MongoDB (NASDAQ:MDB) is getting some positive commentary from Wall Street, as RBC Capital Markets started coverage on the database company, noting that the recent pull-back in shares provides a "unique opportunity."
Analyst Rishi Jaluria started coverage with an outperform rating and a $505 price target, implying some 28% upside, noting that shares now trade at 18 times estimated 2023 revenue. This is a discount to the implied 23 times for the price target, which is a "premium to peers that we view as deserving given MDB's durable leadership in next-gen databases, large and fast growing [total addressable market], and powerful secular tailwinds," Jaluria wrote in a note to clients.

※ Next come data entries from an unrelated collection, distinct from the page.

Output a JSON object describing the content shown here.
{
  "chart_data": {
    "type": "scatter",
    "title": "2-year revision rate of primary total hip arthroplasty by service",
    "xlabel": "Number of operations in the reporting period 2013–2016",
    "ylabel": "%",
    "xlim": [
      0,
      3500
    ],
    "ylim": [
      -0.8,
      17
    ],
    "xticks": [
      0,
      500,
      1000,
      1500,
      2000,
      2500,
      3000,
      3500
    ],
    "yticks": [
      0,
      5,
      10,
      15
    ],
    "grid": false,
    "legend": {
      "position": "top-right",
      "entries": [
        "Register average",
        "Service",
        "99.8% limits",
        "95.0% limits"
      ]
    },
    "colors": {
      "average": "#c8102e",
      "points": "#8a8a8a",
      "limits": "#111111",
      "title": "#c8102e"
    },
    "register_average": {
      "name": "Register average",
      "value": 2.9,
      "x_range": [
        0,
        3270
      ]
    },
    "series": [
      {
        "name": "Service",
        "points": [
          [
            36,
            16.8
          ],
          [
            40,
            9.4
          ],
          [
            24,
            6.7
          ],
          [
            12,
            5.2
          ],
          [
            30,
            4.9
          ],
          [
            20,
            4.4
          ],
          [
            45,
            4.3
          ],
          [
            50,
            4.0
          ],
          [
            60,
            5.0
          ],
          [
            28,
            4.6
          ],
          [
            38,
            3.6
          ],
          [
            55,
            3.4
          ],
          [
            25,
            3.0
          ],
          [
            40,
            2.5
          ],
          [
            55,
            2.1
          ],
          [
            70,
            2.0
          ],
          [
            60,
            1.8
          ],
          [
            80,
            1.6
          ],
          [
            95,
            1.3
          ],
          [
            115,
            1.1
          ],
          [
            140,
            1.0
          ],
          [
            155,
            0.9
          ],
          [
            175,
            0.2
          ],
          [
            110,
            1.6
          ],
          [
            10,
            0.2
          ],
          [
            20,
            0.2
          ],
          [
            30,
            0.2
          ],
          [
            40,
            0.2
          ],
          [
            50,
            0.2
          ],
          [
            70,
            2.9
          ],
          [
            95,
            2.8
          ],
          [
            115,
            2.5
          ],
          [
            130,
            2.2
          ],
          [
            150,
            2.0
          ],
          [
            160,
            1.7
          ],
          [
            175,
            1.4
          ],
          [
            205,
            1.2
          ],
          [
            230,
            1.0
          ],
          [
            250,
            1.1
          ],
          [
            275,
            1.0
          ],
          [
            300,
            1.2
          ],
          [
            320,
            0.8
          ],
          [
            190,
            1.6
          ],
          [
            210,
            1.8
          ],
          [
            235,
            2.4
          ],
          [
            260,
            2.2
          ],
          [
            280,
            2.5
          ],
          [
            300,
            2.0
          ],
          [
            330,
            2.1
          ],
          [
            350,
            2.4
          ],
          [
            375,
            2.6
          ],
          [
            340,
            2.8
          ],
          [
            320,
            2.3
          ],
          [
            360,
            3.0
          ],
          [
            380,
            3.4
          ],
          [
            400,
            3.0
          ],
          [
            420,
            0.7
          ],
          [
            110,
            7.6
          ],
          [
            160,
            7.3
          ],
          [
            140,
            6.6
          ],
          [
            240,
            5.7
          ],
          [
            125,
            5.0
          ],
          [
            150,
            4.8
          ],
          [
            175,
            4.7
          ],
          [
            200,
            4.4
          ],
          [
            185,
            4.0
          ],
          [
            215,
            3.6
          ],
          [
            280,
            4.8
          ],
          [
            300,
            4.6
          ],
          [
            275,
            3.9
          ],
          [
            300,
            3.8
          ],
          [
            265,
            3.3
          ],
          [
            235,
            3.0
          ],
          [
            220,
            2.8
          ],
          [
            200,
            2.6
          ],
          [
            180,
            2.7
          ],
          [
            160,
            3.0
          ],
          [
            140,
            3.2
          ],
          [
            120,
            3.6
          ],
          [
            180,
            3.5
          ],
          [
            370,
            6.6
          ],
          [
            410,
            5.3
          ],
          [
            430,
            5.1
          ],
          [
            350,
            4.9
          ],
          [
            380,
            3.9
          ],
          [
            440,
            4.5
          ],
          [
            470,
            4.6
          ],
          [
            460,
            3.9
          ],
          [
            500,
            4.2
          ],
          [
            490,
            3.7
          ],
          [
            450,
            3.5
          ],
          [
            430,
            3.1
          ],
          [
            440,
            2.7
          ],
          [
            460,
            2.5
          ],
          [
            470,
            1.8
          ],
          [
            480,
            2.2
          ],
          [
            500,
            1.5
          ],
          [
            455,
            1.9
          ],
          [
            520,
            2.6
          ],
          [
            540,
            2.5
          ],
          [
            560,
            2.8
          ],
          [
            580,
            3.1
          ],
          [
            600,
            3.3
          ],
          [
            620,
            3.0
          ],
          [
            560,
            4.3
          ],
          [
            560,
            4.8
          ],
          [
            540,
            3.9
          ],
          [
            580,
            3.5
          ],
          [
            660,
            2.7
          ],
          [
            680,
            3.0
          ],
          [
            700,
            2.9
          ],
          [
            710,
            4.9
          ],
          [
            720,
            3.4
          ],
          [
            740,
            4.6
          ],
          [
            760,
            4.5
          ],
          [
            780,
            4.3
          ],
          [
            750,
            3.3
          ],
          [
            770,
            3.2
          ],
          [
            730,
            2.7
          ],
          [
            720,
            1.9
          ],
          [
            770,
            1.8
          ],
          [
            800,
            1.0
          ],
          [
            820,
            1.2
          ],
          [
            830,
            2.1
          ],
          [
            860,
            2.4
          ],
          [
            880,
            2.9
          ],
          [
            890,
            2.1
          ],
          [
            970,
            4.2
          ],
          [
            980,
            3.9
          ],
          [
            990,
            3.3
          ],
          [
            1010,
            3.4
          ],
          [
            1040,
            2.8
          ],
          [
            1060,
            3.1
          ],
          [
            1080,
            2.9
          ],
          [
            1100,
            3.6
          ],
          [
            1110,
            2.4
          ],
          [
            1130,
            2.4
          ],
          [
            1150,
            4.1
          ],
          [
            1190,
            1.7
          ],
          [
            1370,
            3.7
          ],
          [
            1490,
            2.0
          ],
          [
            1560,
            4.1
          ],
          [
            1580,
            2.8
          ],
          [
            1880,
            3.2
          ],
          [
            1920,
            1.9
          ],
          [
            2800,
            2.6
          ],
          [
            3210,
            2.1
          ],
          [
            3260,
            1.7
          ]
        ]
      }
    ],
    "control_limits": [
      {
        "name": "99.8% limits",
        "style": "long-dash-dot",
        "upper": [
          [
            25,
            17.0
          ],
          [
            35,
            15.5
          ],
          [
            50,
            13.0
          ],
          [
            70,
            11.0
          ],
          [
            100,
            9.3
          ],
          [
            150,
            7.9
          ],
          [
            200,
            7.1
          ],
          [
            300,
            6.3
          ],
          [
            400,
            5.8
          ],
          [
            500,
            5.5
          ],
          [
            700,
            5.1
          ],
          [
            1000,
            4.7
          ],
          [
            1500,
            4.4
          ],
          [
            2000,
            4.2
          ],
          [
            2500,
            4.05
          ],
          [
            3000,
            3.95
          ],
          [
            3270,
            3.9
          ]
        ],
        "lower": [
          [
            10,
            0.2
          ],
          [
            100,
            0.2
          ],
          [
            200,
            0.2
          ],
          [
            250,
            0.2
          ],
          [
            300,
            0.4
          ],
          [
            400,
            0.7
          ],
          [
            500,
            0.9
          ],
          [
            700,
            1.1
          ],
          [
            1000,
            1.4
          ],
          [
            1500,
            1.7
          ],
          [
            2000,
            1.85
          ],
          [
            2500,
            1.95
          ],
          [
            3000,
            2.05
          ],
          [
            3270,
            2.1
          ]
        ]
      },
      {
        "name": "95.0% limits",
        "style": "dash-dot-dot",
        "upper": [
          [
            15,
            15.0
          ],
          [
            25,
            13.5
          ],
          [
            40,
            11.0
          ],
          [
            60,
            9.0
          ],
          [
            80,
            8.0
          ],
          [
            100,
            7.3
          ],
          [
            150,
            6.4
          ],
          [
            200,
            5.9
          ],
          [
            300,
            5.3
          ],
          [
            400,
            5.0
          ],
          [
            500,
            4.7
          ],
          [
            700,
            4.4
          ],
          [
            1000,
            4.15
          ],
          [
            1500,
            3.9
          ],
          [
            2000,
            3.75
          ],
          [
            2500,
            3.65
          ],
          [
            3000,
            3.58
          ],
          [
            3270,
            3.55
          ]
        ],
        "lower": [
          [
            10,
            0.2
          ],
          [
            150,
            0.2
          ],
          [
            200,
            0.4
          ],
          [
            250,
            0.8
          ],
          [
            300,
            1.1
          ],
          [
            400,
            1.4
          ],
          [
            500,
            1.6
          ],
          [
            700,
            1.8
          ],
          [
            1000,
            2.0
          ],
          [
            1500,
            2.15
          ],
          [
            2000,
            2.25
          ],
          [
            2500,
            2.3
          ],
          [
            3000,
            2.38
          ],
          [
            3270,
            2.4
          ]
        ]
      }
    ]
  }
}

Jaluria noted that MongoDB's core total addressable market is more than $25 billion and the company is "uniquely positioned" in the highest-growing areas, including NoSQL and cloud database-as-a-service.
"We acknowledge MDB's stated $100B+ TAM is more optimistic given it accounts for workloads unlikely to be fully addressed by MDB (data warehouse, relational database)," Jaluria wrote. "However, we see this as a moot point given MDB’s core market provides plenty of room for strong growth in the medium term."
MongoDB shares were lower in premarket trading, down 0.5% to $379.99.
In addition, Jaluria pointed out that the days of Oracle (NYSE:ORCL) completely dominating databases are gone and though incumbent databases have proven to be resilient, it's likely that next-generation databases will continue to gain share.
While MongoDB is the leader in independent NoSQL and is growing faster than its competitors at 50% growth with more than $900 million in annual recurring revenue, there are some long-term competitive risks, Jaluria explained.
These include NewSQL as an alternative, Oracle's "stickiness" in databases is still prevalent and hyperscalers could limit MongoDB's opportunities, all of which could "prevent MongoDB from becoming the next Salesforce."
In January, Macquarie said that MongoDB was among the stocks best positioned to take advantage of the digital transformation, as developers have more power than before.